Близость оборотня - страница 3



—Переночуете на той половине, — он кивает в сторону черного проема двери за мной. — В эту сторону – ни шагу.

Я торопливо облизываю губы и киваю. Согласна на все условия, понимаю, что остаюсь тут на птичьих правах, и лоббировать свои интересы в темноте с человеком, у которого есть оружие, не правильно.

— По последним документам владелец этого сарая - я, — он говорит медленно, размеренно, но довольно хрипло, от чего кажется, что он просто забыл, как правильно проговаривать слова. — Ни в каком суде не докажешь свои права.

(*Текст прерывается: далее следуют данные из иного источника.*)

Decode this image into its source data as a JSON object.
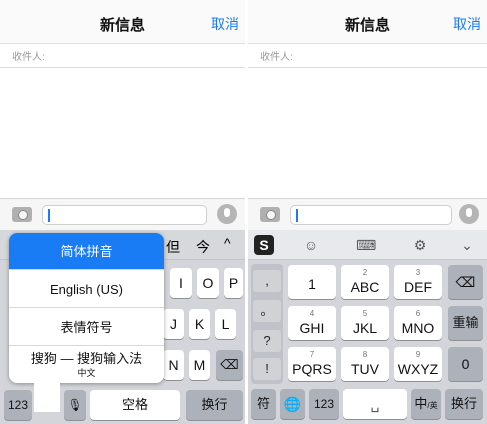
{
  "left": {
    "header": {
      "title": "新信息",
      "cancel": "取消"
    },
    "to_label": "收件人:",
    "popup": {
      "items": [
        "简体拼音",
        "English (US)",
        "表情符号",
        "搜狗 — 搜狗输入法"
      ],
      "item4_sub": "中文",
      "selected_index": 0
    },
    "keyboard": {
      "top_visible": [
        "但",
        "今",
        "^"
      ],
      "row2_visible": [
        "I",
        "O",
        "P"
      ],
      "row3_visible": [
        "J",
        "K",
        "L"
      ],
      "row4_visible": [
        "N",
        "M"
      ],
      "bottom": {
        "numbers": "123",
        "space": "空格",
        "return": "换行"
      }
    }
  },
  "right": {
    "header": {
      "title": "新信息",
      "cancel": "取消"
    },
    "to_label": "收件人:",
    "toolbar": {
      "logo": "S",
      "icons": [
        "smile-icon",
        "keyboard-icon",
        "gear-icon",
        "chevron-down-icon"
      ]
    },
    "side_keys": [
      ",",
      "。",
      "?",
      "!"
    ],
    "keys": [
      {
        "num": "1",
        "label": ""
      },
      {
        "num": "2",
        "label": "ABC"
      },
      {
        "num": "3",
        "label": "DEF"
      },
      {
        "num": "4",
        "label": "GHI"
      },
      {
        "num": "5",
        "label": "JKL"
      },
      {
        "num": "6",
        "label": "MNO"
      },
      {
        "num": "7",
        "label": "PQRS"
      },
      {
        "num": "8",
        "label": "TUV"
      },
      {
        "num": "9",
        "label": "WXYZ"
      }
    ],
    "key1_main": "1",
    "right_column": {
      "delete": "⌫",
      "reenter": "重输",
      "zero": "0"
    },
    "bottom": {
      "symbol": "符",
      "numbers": "123",
      "space": "␣",
      "cn": "中",
      "cn_sub": "/英",
      "return": "换行"
    }
  },
  "colors": {
    "accent": "#1a7cf5",
    "keyboard_bg": "#d3d5da"
  }
}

Да, я согласна с этим. После той чистки, что устроило правительство, многое сменилось. Кто успел занять чужие владения, зачастую после судов от наследников там и оставались. И еще не известно, как мне будет лучше поступить – жить тут не совсем легально или совсем легально на улице.

— На ночь запирай двери. И не высовывайся из дома при наступлении полной темноты, — предостерегающе тихо говорит он, и у меня от волнения волоски встают дыбом, заставляя кровь бежать быстрее, а сердце – колотиться на пределе возможностей.

— Поняла?

Я усердно киваю головой, но он не смотрит на мою пантомиму. Глядит вниз, на Энка. И морщится при этом так сильно, будто целиком засунул в рот целый, самый кислый лимон…

Подхватываю ребенка на руки, второй хватаюсь за ручки сумки с вещами, шиплю от боли, когда тканевые ручки проезжают по мозолям, раздражая сукровицу.

Я понятливая.

Через мгновение мы с Энком оказываемся в черной большой комнате, заваленной вещами. Я наваливаюсь на дверь и с тягучим скрипом закрываю ее, с радостным изумлением обнаружив тяжелый железный засов. Пусть он заржавел, но все равно после усилия поддается и закрывается, отгораживая нас с сыном от всего мира.

— Ну что, малыш, вот мы и дома, — подмигиваю я ему, не уверенная, правда, что он видит меня в этой кромешной тьме. — Завтра начнем обживаться, а потом постепенно избавимся от этого неприятного соседа.

Может быть, по новым документам он и хозяин дома, но мы – потомки Вэбино. Наши пращуры строили этот дом, поднимали эту деревню внизу, и я уверена, что их кровь каким-то образом поможет и мне, и моему маленькому сыну.

3. Глава 3

Я барахтаюсь в кровати, потому что мне снится этот сон. Впервые за много лет так ярко и сочно, как и все события, произошедшие со мной 20 лет назад…

Как же страшно…Как страшно…

На площади, всегда залитой ярким солнцем и укутанной ароматами луговых трав, сейчас темно и холодно. На деревянной дубовой арене, построенной самолично отцом, стоят несколько мужчин. Их огромные ружья смотрят не вниз, они нацелены на всех жителей небольшой деревеньки. Дула также безжизненно холодны и остры, как и глаза солдат.

Бабушка удерживает за руку и кутает, прячет в складки своей мягкой юбки, неприятно пахнущей полынью. Хочется вырваться и убежать из этого страшного места, от этих страшных людей, которые то кричат, то стреляют в воздух, то молчат, да так жутко, что кровь застывает в жилах.

Ба знает, что я ничего не скажу, что ни единого звука не издам, но все равно второй рукой пытается зажать мне рот, когда на трибуну по скрипящей лестнице поднимается отец.

Его лицо, белая рубашка в крови. Волосы разлохмачены, руки связаны за спиной. Он поднимается медленно, ссутулившись, и каждый шаг его отдается протяжным скрипом несмазанных ступеней в моем замершем сердце. Солдат сзади толкает его в спину ружьем, и отец едва не падает носом вниз. Но в последний момент удерживает равновесие. Чудом остается на ногах.